The Twerps, an Australian four-piece that's supporting Real Estate on this leg of the tour proved to be the highlight of the evening. The members had wonderfully civilized accents, saying please and thank you, and playing some great, jangly pop that touched on a diverse range of influences from the Chocolate Watchband to the Cure. If they'd all been wearing black clothes and wayfarers, you might have confused them for the Velvet Underground at certain points.
Overall, this was a peculiar evening in a Memento-esque sort of way, in that it seemed to be playing backwards: The crowd's energy was the direct inverse of a band's energy tonight. My Body Sings Electric played their hearts out to forty-some people and brought a better light show than the rest of the bands. Real Estate, meanwhile, closed with a packed floor of woo-hooing fans after only a minimum level of exertion.

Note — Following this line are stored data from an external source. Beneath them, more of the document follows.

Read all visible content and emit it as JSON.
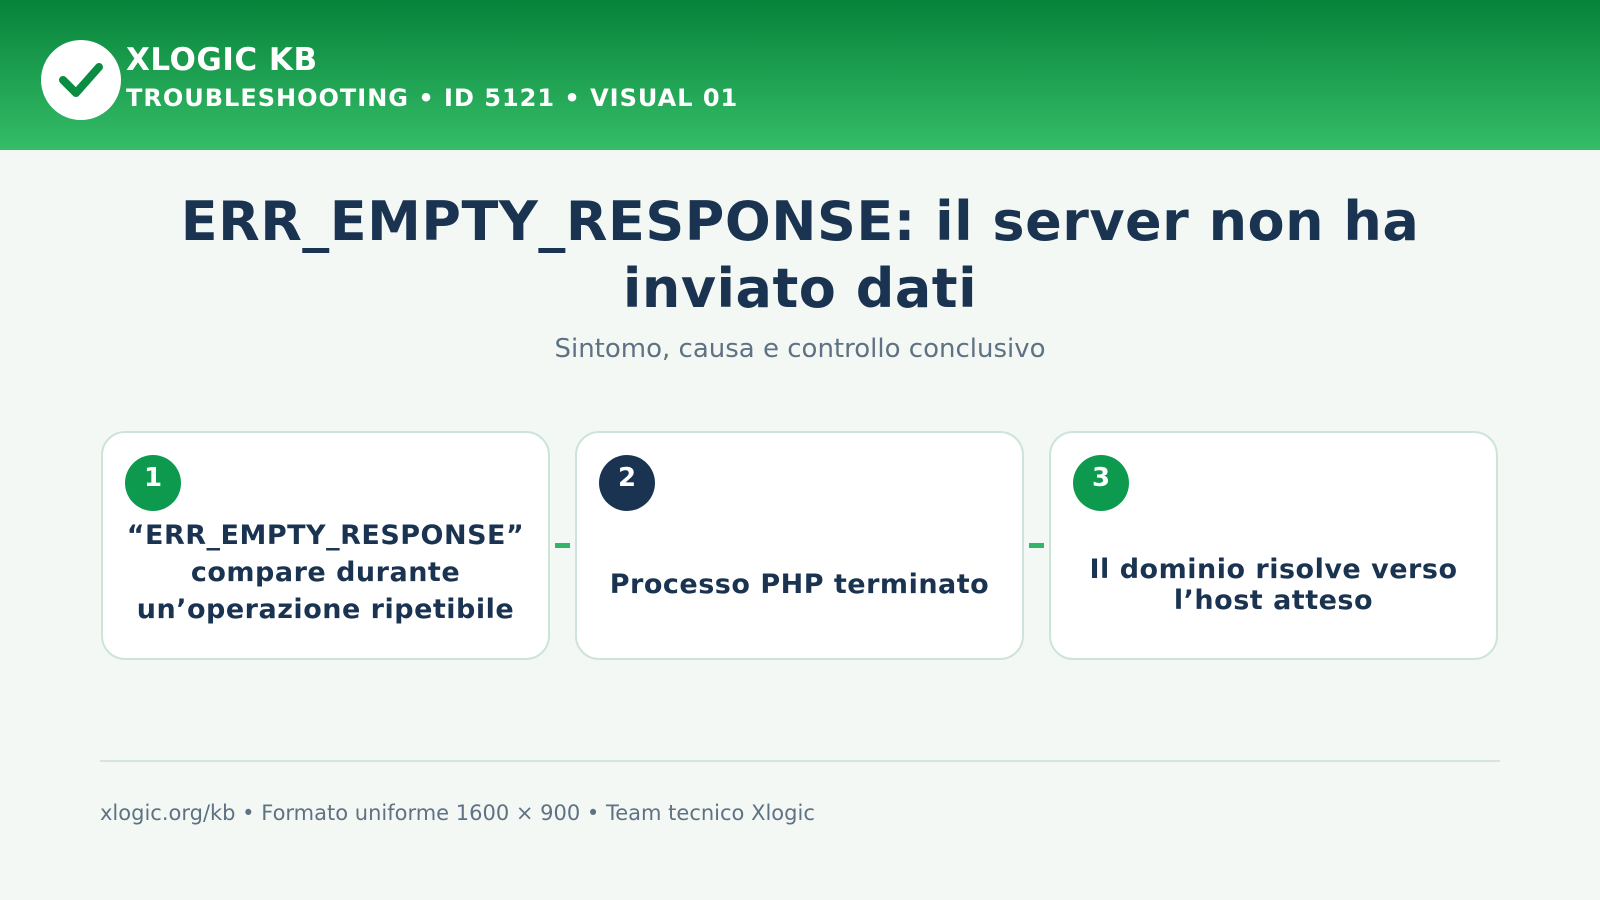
{
  "header": {
    "brand_title": "XLOGIC KB",
    "brand_subtitle": "TROUBLESHOOTING • ID 5121 • VISUAL 01",
    "logo_icon": "check-circle-icon",
    "colors": {
      "gradient_top": "#06833a",
      "gradient_bottom": "#35bd68"
    }
  },
  "main": {
    "title": "ERR_EMPTY_RESPONSE: il server non ha inviato dati",
    "subtitle": "Sintomo, causa e controllo conclusivo"
  },
  "steps": [
    {
      "number": "1",
      "text": "“ERR_EMPTY_RESPONSE” compare durante un’operazione ripetibile",
      "badge_color": "#0e9a4e"
    },
    {
      "number": "2",
      "text": "Processo PHP terminato",
      "badge_color": "#1a3350"
    },
    {
      "number": "3",
      "text": "Il dominio risolve verso l’host atteso",
      "badge_color": "#0e9a4e"
    }
  ],
  "footer": {
    "text": "xlogic.org/kb • Formato uniforme 1600 × 900 • Team tecnico Xlogic"
  }
}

My Body Sings Electric was the wrong band for this bill. The group's big sound, a highly technical strain of hard rock, high-energy stage presence and technical proficiency seemed out of place on a bill with super stoney dream pop. The group gave it all it had despite getting very little back from the crowd as a whole, and it seems like a matter of time before the band is headlining rooms much bigger than this one.
Personal Bias: I've never actually yawned during a headliner's set before -- until now.
Random Detail: The Twerps ate dinner at Moe's, and the band's lead singer, Marty, says he endorses the ribs there. He was pleasantly surprised, as apparently, they don't serve ribs in Melbourne.
By the way: The irony well is going to dry up by 2014.